Use references/campaign-plan-template.md and references/campaign-checklist-template.md when they help, but do not expand them as paperwork.
If slice feasibility, ordering, comparators, or campaign interpretation changes materially, revise the durable route record before spending more compute.
Operational guidance
The main skill keeps the control surface in front.
For the longer operational notes, read references/operational-guidance.md.
- use it when the route needs the exact artifact-backed campaign tactics
- use it when execution monitoring, stall handling, or slice recording details matter
- use it when memory handling or connector-facing chart notes materially affect the route
Negative cases and stop rules
Do not treat analysis as successful when:
- slices do not map to a parent claim, parent result, paper gap, reviewer item, or decision
- a summary claims stable support without per-slice evidence
- negative, null, contradictory, failed, or partial slices are hidden
- an ablation changes many factors but is interpreted as isolating one factor
- a robustness slice changes dataset, split, or evaluation protocol but is reported as direct apples-to-apples comparison
- subjective or manual inspection supports a claim without rubric, sample, prompt, trace, or caveat
- a writing-facing slice is called paper-ready but cannot be mapped back to the paper matrix, evidence ledger, outline, claim, section, or reviewer item
- a completed paper-relevant slice remains visible only as a free-floating analysis result and is not bound back into the current paper contract
- a failed slice is silently skipped and replaced by a different slice
- the campaign keeps expanding after the next route is already clear
- the campaign scope assumes hardware, memory, or runtime that is not actually available in the current environment
- a new comparator overwrites the canonical quest baseline gate instead of being recorded as analysis-local comparison evidence
- the underlying main result is still untrusted and the proposed work is really baseline recovery or a new main experiment
- a new main experiment is disguised as an analysis slice to bypass the main-experiment gate
If two slices in a row fail to change the claim boundary, matrix frontier, or next route, stop widening the campaign and route through decision, write, experiment, or an explicit blocker.

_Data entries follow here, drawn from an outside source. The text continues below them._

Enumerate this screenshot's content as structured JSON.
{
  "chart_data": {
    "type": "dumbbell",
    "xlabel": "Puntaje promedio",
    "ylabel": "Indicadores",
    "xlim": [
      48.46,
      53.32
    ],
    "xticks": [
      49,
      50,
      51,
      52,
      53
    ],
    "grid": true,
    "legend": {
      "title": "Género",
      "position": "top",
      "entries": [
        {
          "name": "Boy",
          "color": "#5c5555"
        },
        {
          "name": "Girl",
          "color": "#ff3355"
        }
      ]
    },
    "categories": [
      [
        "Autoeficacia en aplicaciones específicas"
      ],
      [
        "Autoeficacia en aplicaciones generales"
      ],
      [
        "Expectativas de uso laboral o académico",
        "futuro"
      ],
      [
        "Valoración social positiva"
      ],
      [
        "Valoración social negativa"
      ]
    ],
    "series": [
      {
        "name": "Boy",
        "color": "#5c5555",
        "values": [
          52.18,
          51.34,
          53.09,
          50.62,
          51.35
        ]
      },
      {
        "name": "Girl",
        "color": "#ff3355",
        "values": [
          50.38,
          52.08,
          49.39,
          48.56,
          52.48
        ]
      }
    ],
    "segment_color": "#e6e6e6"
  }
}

Record blocked or failed campaign states explicitly, such as missing parent run, under-specified analysis question, run failure before evidence, non-comparable metrics, missing assets, missing credentials, or still-ambiguous campaign conclusion.

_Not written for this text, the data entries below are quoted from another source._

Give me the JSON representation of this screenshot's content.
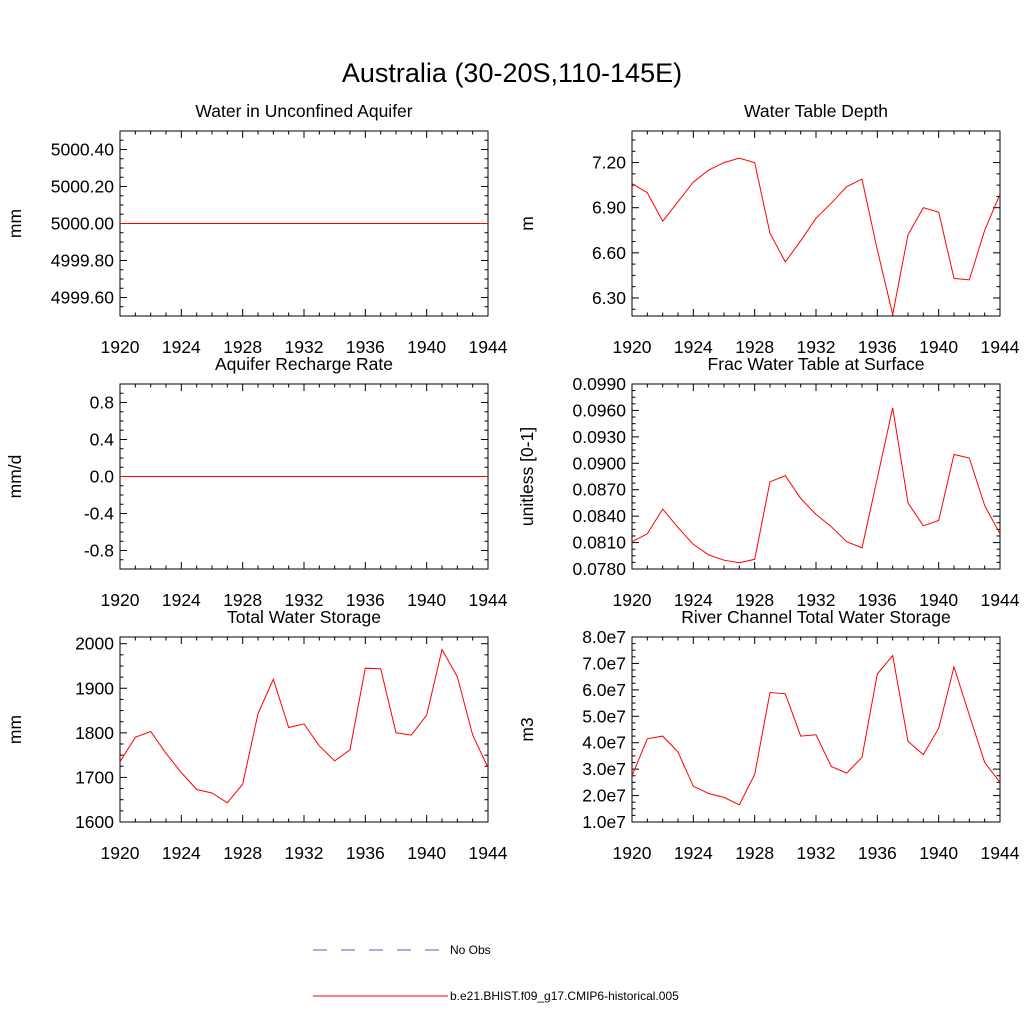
{
  "figure": {
    "title": "Australia (30-20S,110-145E)",
    "series_color": "#ff0000",
    "obs_color": "#4a5fc1"
  },
  "legend": {
    "obs_label": "No Obs",
    "model_label": "b.e21.BHIST.f09_g17.CMIP6-historical.005"
  },
  "chart_data": [
    {
      "type": "line",
      "title": "Water in Unconfined Aquifer",
      "ylabel": "mm",
      "xlim": [
        1920,
        1944
      ],
      "ylim": [
        4999.5,
        5000.5
      ],
      "xticks": [
        1920,
        1924,
        1928,
        1932,
        1936,
        1940,
        1944
      ],
      "yticks": [
        4999.6,
        4999.8,
        5000.0,
        5000.2,
        5000.4
      ],
      "yticklabels": [
        "4999.60",
        "4999.80",
        "5000.00",
        "5000.20",
        "5000.40"
      ],
      "yminor": 0.05,
      "series": [
        {
          "name": "b.e21.BHIST.f09_g17.CMIP6-historical.005",
          "x": [
            1920,
            1921,
            1922,
            1923,
            1924,
            1925,
            1926,
            1927,
            1928,
            1929,
            1930,
            1931,
            1932,
            1933,
            1934,
            1935,
            1936,
            1937,
            1938,
            1939,
            1940,
            1941,
            1942,
            1943,
            1944
          ],
          "values": [
            5000,
            5000,
            5000,
            5000,
            5000,
            5000,
            5000,
            5000,
            5000,
            5000,
            5000,
            5000,
            5000,
            5000,
            5000,
            5000,
            5000,
            5000,
            5000,
            5000,
            5000,
            5000,
            5000,
            5000,
            5000
          ]
        }
      ]
    },
    {
      "type": "line",
      "title": "Water Table Depth",
      "ylabel": "m",
      "xlim": [
        1920,
        1944
      ],
      "ylim": [
        6.18,
        7.41
      ],
      "xticks": [
        1920,
        1924,
        1928,
        1932,
        1936,
        1940,
        1944
      ],
      "yticks": [
        6.3,
        6.6,
        6.9,
        7.2
      ],
      "yticklabels": [
        "6.30",
        "6.60",
        "6.90",
        "7.20"
      ],
      "yminor": 0.075,
      "series": [
        {
          "name": "b.e21.BHIST.f09_g17.CMIP6-historical.005",
          "x": [
            1920,
            1921,
            1922,
            1923,
            1924,
            1925,
            1926,
            1927,
            1928,
            1929,
            1930,
            1931,
            1932,
            1933,
            1934,
            1935,
            1936,
            1937,
            1938,
            1939,
            1940,
            1941,
            1942,
            1943,
            1944
          ],
          "values": [
            7.06,
            7.0,
            6.81,
            6.94,
            7.07,
            7.15,
            7.2,
            7.23,
            7.2,
            6.73,
            6.54,
            6.68,
            6.83,
            6.93,
            7.04,
            7.09,
            6.62,
            6.19,
            6.72,
            6.9,
            6.87,
            6.43,
            6.42,
            6.75,
            6.99
          ]
        }
      ]
    },
    {
      "type": "line",
      "title": "Aquifer Recharge Rate",
      "ylabel": "mm/d",
      "xlim": [
        1920,
        1944
      ],
      "ylim": [
        -1.0,
        1.0
      ],
      "xticks": [
        1920,
        1924,
        1928,
        1932,
        1936,
        1940,
        1944
      ],
      "yticks": [
        -0.8,
        -0.4,
        0.0,
        0.4,
        0.8
      ],
      "yticklabels": [
        "-0.8",
        "-0.4",
        "0.0",
        "0.4",
        "0.8"
      ],
      "yminor": 0.1,
      "series": [
        {
          "name": "b.e21.BHIST.f09_g17.CMIP6-historical.005",
          "x": [
            1920,
            1921,
            1922,
            1923,
            1924,
            1925,
            1926,
            1927,
            1928,
            1929,
            1930,
            1931,
            1932,
            1933,
            1934,
            1935,
            1936,
            1937,
            1938,
            1939,
            1940,
            1941,
            1942,
            1943,
            1944
          ],
          "values": [
            0,
            0,
            0,
            0,
            0,
            0,
            0,
            0,
            0,
            0,
            0,
            0,
            0,
            0,
            0,
            0,
            0,
            0,
            0,
            0,
            0,
            0,
            0,
            0,
            0
          ]
        }
      ]
    },
    {
      "type": "line",
      "title": "Frac Water Table at Surface",
      "ylabel": "unitless [0-1]",
      "xlim": [
        1920,
        1944
      ],
      "ylim": [
        0.078,
        0.099
      ],
      "xticks": [
        1920,
        1924,
        1928,
        1932,
        1936,
        1940,
        1944
      ],
      "yticks": [
        0.078,
        0.081,
        0.084,
        0.087,
        0.09,
        0.093,
        0.096,
        0.099
      ],
      "yticklabels": [
        "0.0780",
        "0.0810",
        "0.0840",
        "0.0870",
        "0.0900",
        "0.0930",
        "0.0960",
        "0.0990"
      ],
      "yminor": 0.00075,
      "series": [
        {
          "name": "b.e21.BHIST.f09_g17.CMIP6-historical.005",
          "x": [
            1920,
            1921,
            1922,
            1923,
            1924,
            1925,
            1926,
            1927,
            1928,
            1929,
            1930,
            1931,
            1932,
            1933,
            1934,
            1935,
            1936,
            1937,
            1938,
            1939,
            1940,
            1941,
            1942,
            1943,
            1944
          ],
          "values": [
            0.0811,
            0.082,
            0.0848,
            0.0827,
            0.0808,
            0.0796,
            0.079,
            0.0787,
            0.0791,
            0.0879,
            0.0886,
            0.086,
            0.0842,
            0.0828,
            0.0811,
            0.0804,
            0.0883,
            0.0963,
            0.0855,
            0.0829,
            0.0835,
            0.091,
            0.0906,
            0.0852,
            0.082
          ]
        }
      ]
    },
    {
      "type": "line",
      "title": "Total Water Storage",
      "ylabel": "mm",
      "xlim": [
        1920,
        1944
      ],
      "ylim": [
        1600,
        2015
      ],
      "xticks": [
        1920,
        1924,
        1928,
        1932,
        1936,
        1940,
        1944
      ],
      "yticks": [
        1600,
        1700,
        1800,
        1900,
        2000
      ],
      "yticklabels": [
        "1600",
        "1700",
        "1800",
        "1900",
        "2000"
      ],
      "yminor": 25,
      "series": [
        {
          "name": "b.e21.BHIST.f09_g17.CMIP6-historical.005",
          "x": [
            1920,
            1921,
            1922,
            1923,
            1924,
            1925,
            1926,
            1927,
            1928,
            1929,
            1930,
            1931,
            1932,
            1933,
            1934,
            1935,
            1936,
            1937,
            1938,
            1939,
            1940,
            1941,
            1942,
            1943,
            1944
          ],
          "values": [
            1735,
            1790,
            1803,
            1754,
            1711,
            1673,
            1665,
            1643,
            1685,
            1843,
            1920,
            1812,
            1820,
            1771,
            1737,
            1762,
            1945,
            1944,
            1800,
            1795,
            1840,
            1987,
            1926,
            1795,
            1722
          ]
        }
      ]
    },
    {
      "type": "line",
      "title": "River Channel Total Water Storage",
      "ylabel": "m3",
      "xlim": [
        1920,
        1944
      ],
      "ylim": [
        10000000.0,
        80000000.0
      ],
      "xticks": [
        1920,
        1924,
        1928,
        1932,
        1936,
        1940,
        1944
      ],
      "yticks": [
        10000000.0,
        20000000.0,
        30000000.0,
        40000000.0,
        50000000.0,
        60000000.0,
        70000000.0,
        80000000.0
      ],
      "yticklabels": [
        "1.0e7",
        "2.0e7",
        "3.0e7",
        "4.0e7",
        "5.0e7",
        "6.0e7",
        "7.0e7",
        "8.0e7"
      ],
      "yminor": 2500000.0,
      "series": [
        {
          "name": "b.e21.BHIST.f09_g17.CMIP6-historical.005",
          "x": [
            1920,
            1921,
            1922,
            1923,
            1924,
            1925,
            1926,
            1927,
            1928,
            1929,
            1930,
            1931,
            1932,
            1933,
            1934,
            1935,
            1936,
            1937,
            1938,
            1939,
            1940,
            1941,
            1942,
            1943,
            1944
          ],
          "values": [
            27500000.0,
            41500000.0,
            42500000.0,
            36500000.0,
            23500000.0,
            20800000.0,
            19300000.0,
            16500000.0,
            28000000.0,
            59000000.0,
            58500000.0,
            42500000.0,
            43000000.0,
            31000000.0,
            28500000.0,
            34500000.0,
            66000000.0,
            73000000.0,
            40500000.0,
            35500000.0,
            45500000.0,
            68700000.0,
            50500000.0,
            32500000.0,
            25000000.0
          ]
        }
      ]
    }
  ]
}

A blocked campaign should still name the next best action.
Aggregation and reporting
Campaign reporting should explain:
- which findings are stable
- which findings are fragile
- what changed the interpretation of the main result
- which open questions still remain
- whether the main claim should be strengthened, weakened, narrowed, abandoned, or left ambiguous
- which slice changed the interpretation most
- which planned slices were intentionally skipped because earlier results made them low value
Focus on the highest-impact findings first.
Results matter more than process narration.
If using tables, show only the most decision-relevant rows.
Separate stable support, partial support, contradiction, and unresolved ambiguity.
When there are many slices, summarize the top 3-5 most important ones first, then point to the full evidence paths.
Exit criteria
Exit once one of these is durably true:
- the campaign produced enough evidence for writing or decision-making
- the campaign exposed a problem that requires returning to
experiment, idea, baseline recovery, or decision
- the campaign is blocked and the blocker is durably recorded
- the campaign route changed because the original slice set is no longer the best evidence-per-cost path
A good campaign closes when the claim got stronger, weaker, narrower, abandoned, or clearly stuck, not when more slice ideas merely remain possible.